Kelly is a graduate student earning her M.A. in History

Thanks to the generosity of the School of Humanities and Social Sciences, I was awarded funding to travel and research in the Pennsylvania State Archives for my master’s thesis, Illustrated Ladies: the Body, Class, and the Exotic.  My thesis is a gender study of tattooed American and British Victorian ladies; I am examining the tattoo on the white female body as a means of literal and symbolic rebellion against strict Victorian morals and proscribed gender roles. This rebellion, I argue, symbolized a need to reclaim agency over one’s body that transcended class lines.

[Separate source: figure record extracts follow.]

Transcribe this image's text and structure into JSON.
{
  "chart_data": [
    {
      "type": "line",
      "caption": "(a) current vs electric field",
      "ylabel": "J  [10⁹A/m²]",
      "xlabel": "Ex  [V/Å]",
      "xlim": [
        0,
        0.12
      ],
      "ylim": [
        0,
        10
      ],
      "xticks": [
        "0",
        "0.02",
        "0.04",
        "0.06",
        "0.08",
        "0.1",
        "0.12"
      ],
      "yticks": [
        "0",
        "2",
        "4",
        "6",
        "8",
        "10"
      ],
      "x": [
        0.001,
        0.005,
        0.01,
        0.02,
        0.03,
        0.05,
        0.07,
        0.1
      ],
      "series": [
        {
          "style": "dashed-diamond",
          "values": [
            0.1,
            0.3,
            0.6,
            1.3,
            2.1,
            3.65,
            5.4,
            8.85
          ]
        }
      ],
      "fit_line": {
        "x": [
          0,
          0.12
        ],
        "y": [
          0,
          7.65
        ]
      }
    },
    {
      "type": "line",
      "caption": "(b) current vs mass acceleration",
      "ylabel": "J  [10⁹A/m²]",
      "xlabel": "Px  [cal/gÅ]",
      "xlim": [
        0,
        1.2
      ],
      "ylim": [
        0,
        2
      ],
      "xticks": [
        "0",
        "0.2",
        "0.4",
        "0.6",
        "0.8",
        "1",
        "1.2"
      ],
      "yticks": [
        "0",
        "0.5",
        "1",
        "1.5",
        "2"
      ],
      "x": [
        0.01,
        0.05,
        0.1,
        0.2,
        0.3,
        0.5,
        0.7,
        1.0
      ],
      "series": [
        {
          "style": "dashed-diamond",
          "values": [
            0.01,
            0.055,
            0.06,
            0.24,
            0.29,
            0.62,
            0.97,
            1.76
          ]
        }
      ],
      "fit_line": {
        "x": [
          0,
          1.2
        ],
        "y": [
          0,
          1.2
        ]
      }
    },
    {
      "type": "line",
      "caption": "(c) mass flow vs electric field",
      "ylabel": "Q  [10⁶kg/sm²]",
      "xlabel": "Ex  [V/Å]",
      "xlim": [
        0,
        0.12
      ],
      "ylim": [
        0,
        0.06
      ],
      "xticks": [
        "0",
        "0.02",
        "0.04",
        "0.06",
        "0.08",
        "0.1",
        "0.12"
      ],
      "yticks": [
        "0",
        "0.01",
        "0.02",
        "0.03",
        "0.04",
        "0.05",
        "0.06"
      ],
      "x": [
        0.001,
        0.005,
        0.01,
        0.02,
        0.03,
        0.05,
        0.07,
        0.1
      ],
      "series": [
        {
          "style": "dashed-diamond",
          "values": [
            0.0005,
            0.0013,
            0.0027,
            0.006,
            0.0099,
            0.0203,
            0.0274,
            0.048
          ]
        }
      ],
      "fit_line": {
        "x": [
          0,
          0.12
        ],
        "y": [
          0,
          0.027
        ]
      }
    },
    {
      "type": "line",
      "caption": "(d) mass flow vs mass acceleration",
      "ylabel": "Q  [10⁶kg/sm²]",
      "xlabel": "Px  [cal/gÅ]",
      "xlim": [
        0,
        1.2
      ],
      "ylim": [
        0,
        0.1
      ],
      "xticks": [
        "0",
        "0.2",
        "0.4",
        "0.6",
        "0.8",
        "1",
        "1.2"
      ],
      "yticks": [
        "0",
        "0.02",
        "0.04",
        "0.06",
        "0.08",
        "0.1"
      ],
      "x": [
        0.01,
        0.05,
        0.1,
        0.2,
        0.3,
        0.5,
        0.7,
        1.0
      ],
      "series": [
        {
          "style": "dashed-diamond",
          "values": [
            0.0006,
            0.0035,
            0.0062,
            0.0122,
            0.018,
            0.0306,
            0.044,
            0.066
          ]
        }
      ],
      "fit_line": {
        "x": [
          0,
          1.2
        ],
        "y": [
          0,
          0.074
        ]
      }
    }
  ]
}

One of the groups of women I am examining is the tattooed prostitute. The tattooed prostitute was subject to examination in European criminal anthologies published throughout the 19th century, but she has received very little academic attention since then. In order to compensate for the lack of available sources, I needed to conduct my own primary source research on the American tattooed prostitute.

http://www.phmc.pa.gov/Archives

Pennsylvania State Archives http://www.phmc.pa.gov/Archives

By travelling to the Pennsylvania State Archives, I was able to examine the criminal population records from the Eastern and Western State Penitentiaries, both of which opened in the early nineteenth century, and housed female criminals until the early twentieth century. The penitentiary system was created to rehabilitate and reform the criminal in an effort to transform them into functioning members of society. The prostitute, who was regarded as the fallen woman and a sexual deviant, was subject to a number of social and systemic reform movements and methods.

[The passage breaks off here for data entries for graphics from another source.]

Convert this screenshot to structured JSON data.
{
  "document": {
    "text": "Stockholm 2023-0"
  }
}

Unfortunately, it appears that the prostitute was beyond saving by the standards of both the Eastern and Western State penitentiaries, as I was unable to find any charges for prostitution, solicitation, or vagrancy. I was able to find charges of sodomy, sodomy and buggery, and seduction, but they were largely attributed to men.

Although I ran out of time before finishing my search through the records, I was able to find two women who were described as being tattooed. The first of whom was Amelia Howard, sentenced in December of 1899 for Larceny. Amelia was recorded as a “black” servant from West India, and with having a “heart with H.W. inside, on left forearm”. Although Amelia immigrated (or was imported) from West India, the heart design on her arm is a classic American design, suggesting that she was tattooed in America. The initials in her tattoo are likely those of a lover. The second woman was Laura Smith, sentenced in December of 1865 for larceny. Laura was recorded as a “mulatto” servant from Pennsylvania, and with having “scar on forehead, double heart on right arm”.[1]

My thesis thus far has focuses solely on the tattooed bodies of white women. Tattoos on the bodies of colored women and men carry significantly different social and cultural meanings, and are deserving of their own independent study. The tattoo – a visual image which is painfully applied to the body and representative of corporal/psychical suffering – was a means in which the tattooed individual could reclaim control of their external surroundings by asserting agency over their own body. By researching the tattooed bodies of the lower class as a whole, one may discover that the tattoo reveals a need to maintain control of the body that transcended racial divides.  However, the complexities of race and class cannot be covered within a master’s thesis, but is certainly a deserving subject of study for a PhD dissertation.

[1] The descriptions of the tattoos and scars on Amelia Howard and Laura Smith are quoted from the Eastern State Penitentiary Descriptive Registers.